Its office has extra wide furniture with pet-friendly fabric so dogs can sit with their pet parent; employee coffee bars have slurp stations on the floor for thirsty canines; and the campus features an off-leash, Wi-Fi-enabled dog park.
Although Mars Petcare does not offer paw-ternity or pet bereavement leave, the company continuously evaluates its pet-related offerings and benefits, Dunsmore says. And employees say the company’s existing pet-friendly benefits have made a difference in their wellbeing.
“One associate recently told me that having her dog with her at the office has not only improved [her] stress levels since she doesn’t have to worry about leaving him home alone, but it has also helped her dog become more socialized with other people and dogs,” Dunsmore says. “Her pup loves to come into the office to see friends—and has even helped her meet and interact with so many other associates.”
How to create a pet-friendly work environment
Employers interested in developing pet-related policies or on-site pet daycare centers should begin by fostering a collaborative environment with pet parents and consider taking a slow and easy approach, Dunsmore advises.
“You don’t have to be all-in right away—and it’s not one-size-fits-all,” she says.
For example, try inviting employees to bring their canine friends to the office for a Take Your Dog to Work Day as an introductory step to creating a more formal policy. Consider a colored leash system, where green signifies “come play with me” and yellow indicates “ask my pet parent first,” Dunsmore says.
She also stresses minding décor selections to keep pets safe, including non-slip rugs or mats, cord covers and non-poisonous plants.
The Mars Petcare program Better Cities for Pets offers a pets-at-work toolkit, while its Workplace Grants will award $75,000 to 15 companies to help them equip their operation to be dog-friendly. The deadline to apply is Aug. 11.
While HR can implement a number of simple dog-friendly policies with ease, challenges may still arise. Some employees, for example, may have pet allergies, while others may feel nervous around animals.
One potential workaround is to designate specific sections of your workplace as pet-friendly and others as pet-free, Dunsmore says.
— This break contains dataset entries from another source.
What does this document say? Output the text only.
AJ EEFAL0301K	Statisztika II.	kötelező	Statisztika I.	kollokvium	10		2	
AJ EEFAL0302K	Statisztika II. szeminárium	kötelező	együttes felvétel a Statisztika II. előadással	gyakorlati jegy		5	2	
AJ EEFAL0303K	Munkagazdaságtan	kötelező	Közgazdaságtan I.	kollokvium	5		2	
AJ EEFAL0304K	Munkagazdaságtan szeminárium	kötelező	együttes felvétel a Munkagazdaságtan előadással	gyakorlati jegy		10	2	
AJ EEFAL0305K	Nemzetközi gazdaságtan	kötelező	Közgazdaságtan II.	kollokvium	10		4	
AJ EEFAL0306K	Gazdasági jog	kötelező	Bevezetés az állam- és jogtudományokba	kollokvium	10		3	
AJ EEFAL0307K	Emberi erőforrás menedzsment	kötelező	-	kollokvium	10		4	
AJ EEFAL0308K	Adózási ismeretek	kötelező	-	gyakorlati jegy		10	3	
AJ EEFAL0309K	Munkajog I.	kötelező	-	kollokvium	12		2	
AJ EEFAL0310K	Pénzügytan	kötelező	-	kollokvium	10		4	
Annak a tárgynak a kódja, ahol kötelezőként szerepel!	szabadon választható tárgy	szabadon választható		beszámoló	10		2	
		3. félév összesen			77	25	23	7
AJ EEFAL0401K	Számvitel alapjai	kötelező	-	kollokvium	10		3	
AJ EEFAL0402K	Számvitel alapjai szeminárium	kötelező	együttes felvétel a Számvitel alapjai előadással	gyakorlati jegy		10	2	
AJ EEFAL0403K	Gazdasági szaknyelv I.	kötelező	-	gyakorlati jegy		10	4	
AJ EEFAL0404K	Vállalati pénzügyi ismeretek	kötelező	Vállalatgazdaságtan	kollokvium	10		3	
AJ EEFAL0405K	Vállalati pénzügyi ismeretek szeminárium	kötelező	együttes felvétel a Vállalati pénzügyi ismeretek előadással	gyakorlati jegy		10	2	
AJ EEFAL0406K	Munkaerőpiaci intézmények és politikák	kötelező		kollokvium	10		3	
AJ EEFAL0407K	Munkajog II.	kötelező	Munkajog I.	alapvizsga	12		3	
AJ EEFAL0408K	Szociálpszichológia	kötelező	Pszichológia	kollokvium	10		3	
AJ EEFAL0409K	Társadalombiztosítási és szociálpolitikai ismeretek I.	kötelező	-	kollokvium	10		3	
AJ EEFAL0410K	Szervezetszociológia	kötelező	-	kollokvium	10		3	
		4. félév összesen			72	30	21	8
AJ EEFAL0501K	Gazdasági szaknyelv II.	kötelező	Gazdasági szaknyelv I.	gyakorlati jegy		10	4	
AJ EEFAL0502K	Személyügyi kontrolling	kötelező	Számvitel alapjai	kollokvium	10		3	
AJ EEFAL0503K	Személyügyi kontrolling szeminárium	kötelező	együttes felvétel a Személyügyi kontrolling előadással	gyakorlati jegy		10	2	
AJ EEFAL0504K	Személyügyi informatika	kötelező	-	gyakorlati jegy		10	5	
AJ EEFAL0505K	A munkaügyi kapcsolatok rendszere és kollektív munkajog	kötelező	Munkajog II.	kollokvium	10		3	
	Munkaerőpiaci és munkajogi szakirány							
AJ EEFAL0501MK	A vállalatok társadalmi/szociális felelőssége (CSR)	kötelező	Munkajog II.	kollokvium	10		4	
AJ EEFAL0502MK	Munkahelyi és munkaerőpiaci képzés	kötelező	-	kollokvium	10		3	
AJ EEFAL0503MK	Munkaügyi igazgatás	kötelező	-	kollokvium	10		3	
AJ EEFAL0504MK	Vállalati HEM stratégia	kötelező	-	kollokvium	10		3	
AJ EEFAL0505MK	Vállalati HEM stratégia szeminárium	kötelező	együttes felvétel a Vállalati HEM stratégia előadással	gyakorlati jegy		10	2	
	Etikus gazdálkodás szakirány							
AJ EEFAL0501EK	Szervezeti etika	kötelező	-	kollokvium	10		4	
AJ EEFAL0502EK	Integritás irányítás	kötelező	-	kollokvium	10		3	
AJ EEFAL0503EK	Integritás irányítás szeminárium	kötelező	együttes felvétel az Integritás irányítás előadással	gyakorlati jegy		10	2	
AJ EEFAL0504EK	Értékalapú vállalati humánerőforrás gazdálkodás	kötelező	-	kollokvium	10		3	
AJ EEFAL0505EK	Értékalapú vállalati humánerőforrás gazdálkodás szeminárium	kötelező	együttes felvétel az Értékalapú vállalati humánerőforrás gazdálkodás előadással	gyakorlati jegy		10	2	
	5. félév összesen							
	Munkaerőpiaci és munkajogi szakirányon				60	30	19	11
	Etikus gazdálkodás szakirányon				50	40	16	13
Other issues to consider include knowing local ordinances, especially around hygiene, for having pets at work, as well as whether the company’s insurance carrier will require additional coverage with pets on site, according to Better Cities for Pets.
Despite these challenges, the payoff can be worth it for employee wellness and, in turn, the employer.
“We hear from associates in our (Tennessee) office about how much they love working alongside dogs every day,” Dunsmore says. “We see that it builds connection and community, which is integral to a strong culture at work.”